One source of confusion on covered calls may be due to the opacity of the strategy’s risk exposures. Our paper’s first contribution is a novel performance attribution methodology for portfolios holding options, such as the covered call strategy. We demonstrate how to decompose the portfolio return into three distinct risk exposures: passive equity, equity market timing, and short volatility.

We demonstrate our proposed performance attribution by analyzing and comparing two covered call strategies. The first strategy mimics the CBOE S&P 500 BuyWrite Index (BXM), selling one-month at-the-money call options on option expiration dates. The second strategy mimics the CBOE S&P 500 2% OTM BuyWrite Index (BXY), selling one-month 2% out-of-the money call options on option expiration dates. Our performance attribution shows that passive equity is the dominant exposure for both covered call strategies. Short volatility contributes less than 10% of the risk, but with a Sharpe ratio near 1.0, adds approximately 2% annualized return to the covered call strategies.

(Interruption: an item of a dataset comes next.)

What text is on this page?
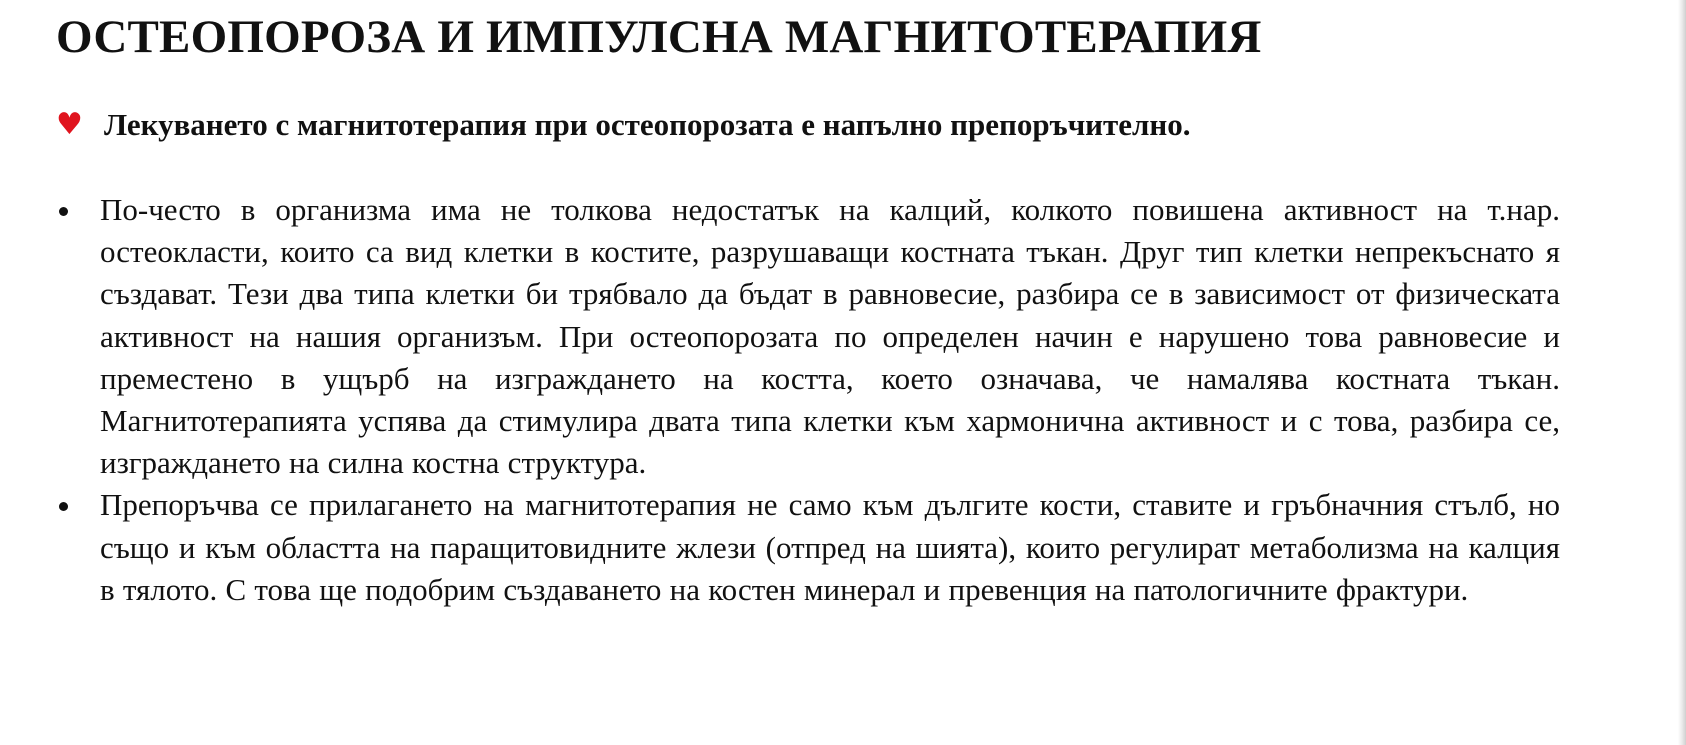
ОСТЕОПОРОЗА И ИМПУЛСНА МАГНИТОТЕРАПИЯ
♥ Лекуването с магнитотерапия при остеопорозата е напълно препоръчително.

По-често в организма има не толкова недостатък на калций, колкото повишена активност на т.нар. остеокласти, които са вид клетки в костите, разрушаващи костната тъкан. Друг тип клетки непрекъснато я създават. Тези два типа клетки би трябвало да бъдат в равновесие, разбира се в зависимост от физическата активност на нашия организъм. При остеопорозата по определен начин е нарушено това равновесие и преместено в ущърб на изграждането на костта, което означава, че намалява костната тъкан. Магнитотерапията успява да стимулира двата типа клетки към хармонична активност и с това, разбира се, изграждането на силна костна структура.

Препоръчва се прилагането на магнитотерапия не само към дългите кости, ставите и гръбначния стълб, но също и към областта на паращитовидните жлези (отпред на шията), които регулират метаболизма на калция в тялото. С това ще подобрим създаването на костен минерал и превенция на патологичните фрактури.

Option-savvy market participants, such as market makers, are well aware that options include market timing, an active equity exposure. In fact, they often employ a delta-hedging program specifically designed to reduce the risk arising from this dynamic exposure. However, the covered call benchmark (CBOE BuyWrite Index) and most covered call funds do not hedge the time varying equity exposure arising from option convexity. Further, the risk and return contribution of an unhedged short option position’s dynamic equity exposure is by-and-large not reported by those who manage to those who invest in covered call strategies and is unaddressed in the covered call literature.

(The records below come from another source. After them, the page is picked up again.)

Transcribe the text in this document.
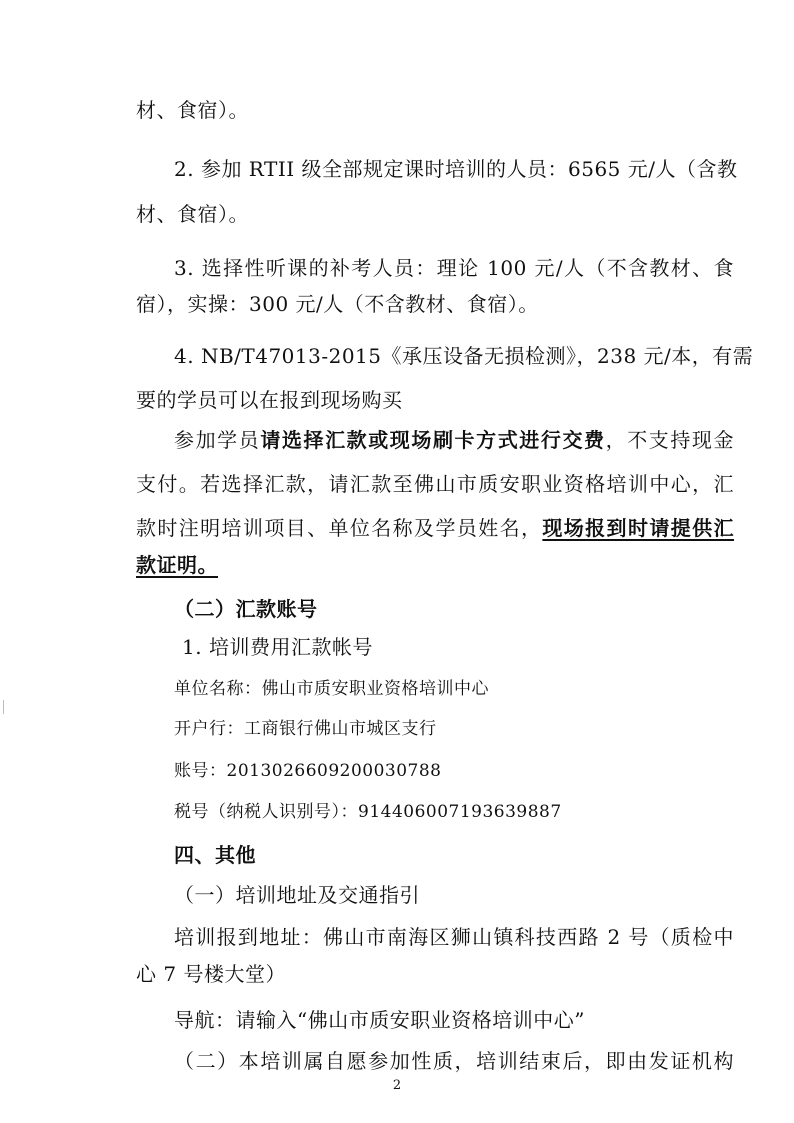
材、食宿）。
2. 参加 RTII 级全部规定课时培训的人员：6565 元/人（含教
材、食宿）。
3. 选择性听课的补考人员：理论 100 元/人（不含教材、食
宿），实操：300 元/人（不含教材、食宿）。
4. NB/T47013-2015《承压设备无损检测》，238 元/本，有需
要的学员可以在报到现场购买
参加学员请选择汇款或现场刷卡方式进行交费，不支持现金
支付。若选择汇款，请汇款至佛山市质安职业资格培训中心，汇
款时注明培训项目、单位名称及学员姓名，现场报到时请提供汇
款证明。
（二）汇款账号
1. 培训费用汇款帐号
单位名称：佛山市质安职业资格培训中心
开户行：工商银行佛山市城区支行
账号：2013026609200030788
税号（纳税人识别号）：914406007193639887
四、其他
（一）培训地址及交通指引
培训报到地址：佛山市南海区狮山镇科技西路 2 号（质检中
心 7 号楼大堂）
导航：请输入“佛山市质安职业资格培训中心”
（二）本培训属自愿参加性质，培训结束后，即由发证机构
2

We employ our performance attribution to document that market timing is responsible for about one-quarter of the at-the-money covered call’s risk. The timing bet is smallest immediately after option expiration and largest just prior to option expiration. In fact, on the day before the call option expires, the equity timing position provides on average nearly the same risk as the passive equity exposure. We further show that covered call investors have not been compensated for bearing this risk. Because the embedded market timing is hedgeable by trading the underlying equity, covered call investors do not need to take that bet to earn the volatility risk premium. In other words, by shorting an option, covered calls include a market timing exposure that bets on equity reversals whose risk is material, uncompensated, and unnecessary for earning the volatility risk premium.

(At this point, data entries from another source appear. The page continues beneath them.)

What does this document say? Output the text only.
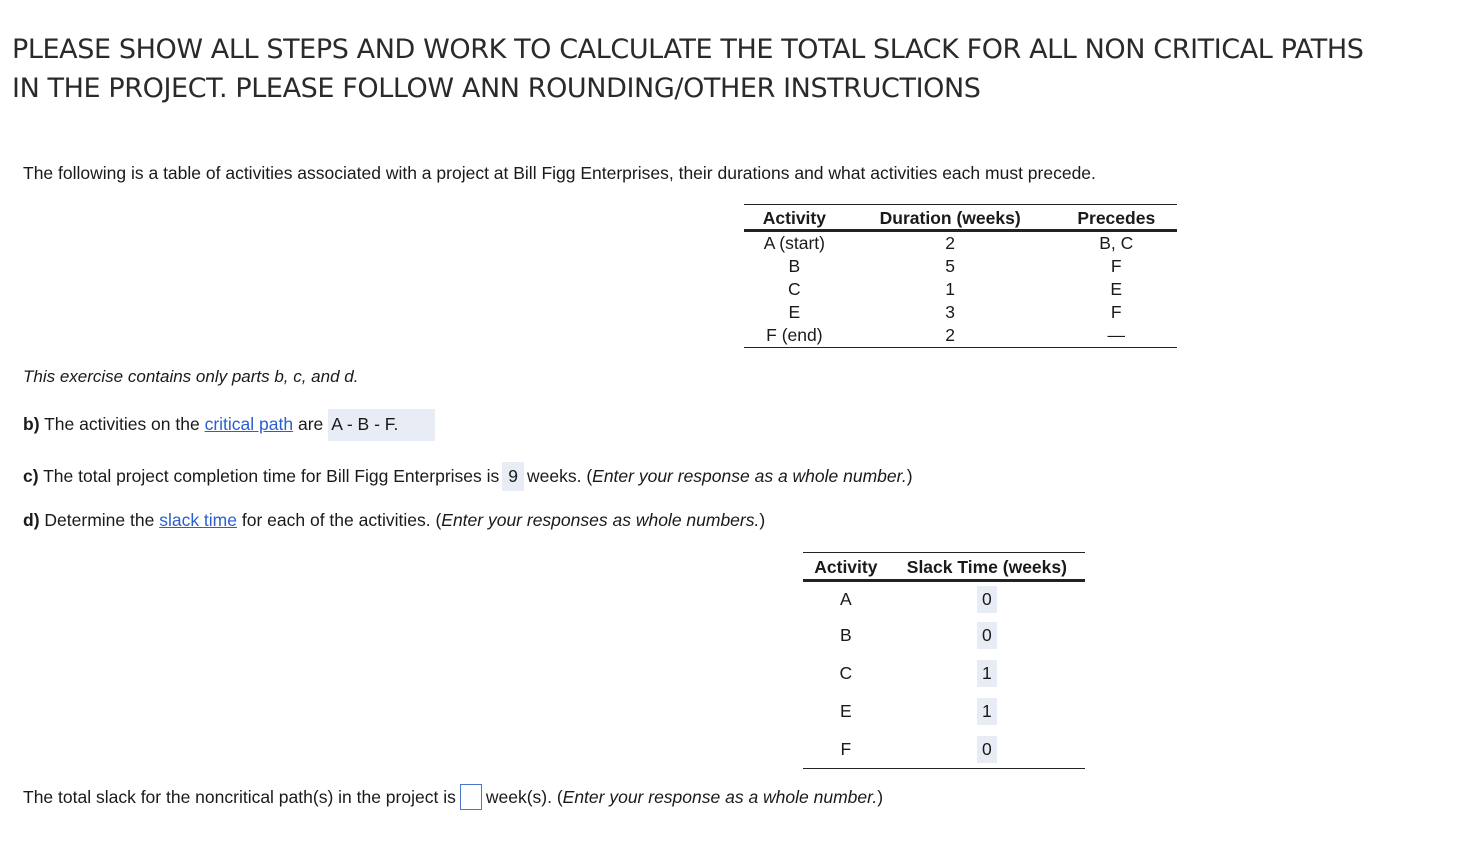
PLEASE SHOW ALL STEPS AND WORK TO CALCULATE THE TOTAL SLACK FOR ALL NON CRITICAL PATHS
IN THE PROJECT. PLEASE FOLLOW ANN ROUNDING/OTHER INSTRUCTIONS
The following is a table of activities associated with a project at Bill Figg Enterprises, their durations and what activities each must precede.
Activity	Duration (weeks)	Precedes
A (start)	2	B, C
B	5	F
C	1	E
E	3	F
F (end)	2	—
This exercise contains only parts b, c, and d.
b) The activities on the critical path are A - B - F.
c) The total project completion time for Bill Figg Enterprises is 9 weeks. (Enter your response as a whole number.)
d) Determine the slack time for each of the activities. (Enter your responses as whole numbers.)
Activity	Slack Time (weeks)
A	0
B	0
C	1
E	1
F	0
The total slack for the noncritical path(s) in the project is week(s). (Enter your response as a whole number.)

Having identified the covered call’s active equity exposure as an uncompensated contributor to risk, our final contribution analyzes a risk-managed covered call strategy that hedges away the identified dynamic equity exposure. On each day, the covered call’s active equity exposure may be measured by computing the delta of the strategy’s call option. The strategy trades an offsetting amount of the S&P 500 so that the covered call’s equity exposure remains constant. This risk management exercise mimics the delta-hedging approach taken by volatility desks. In so doing, the risk-managed covered call achieves higher risk-adjusted returns than does the traditional covered call because it continues to collect the same amount of equity and volatility risk premium, but is no longer exposed to equity market timing risk."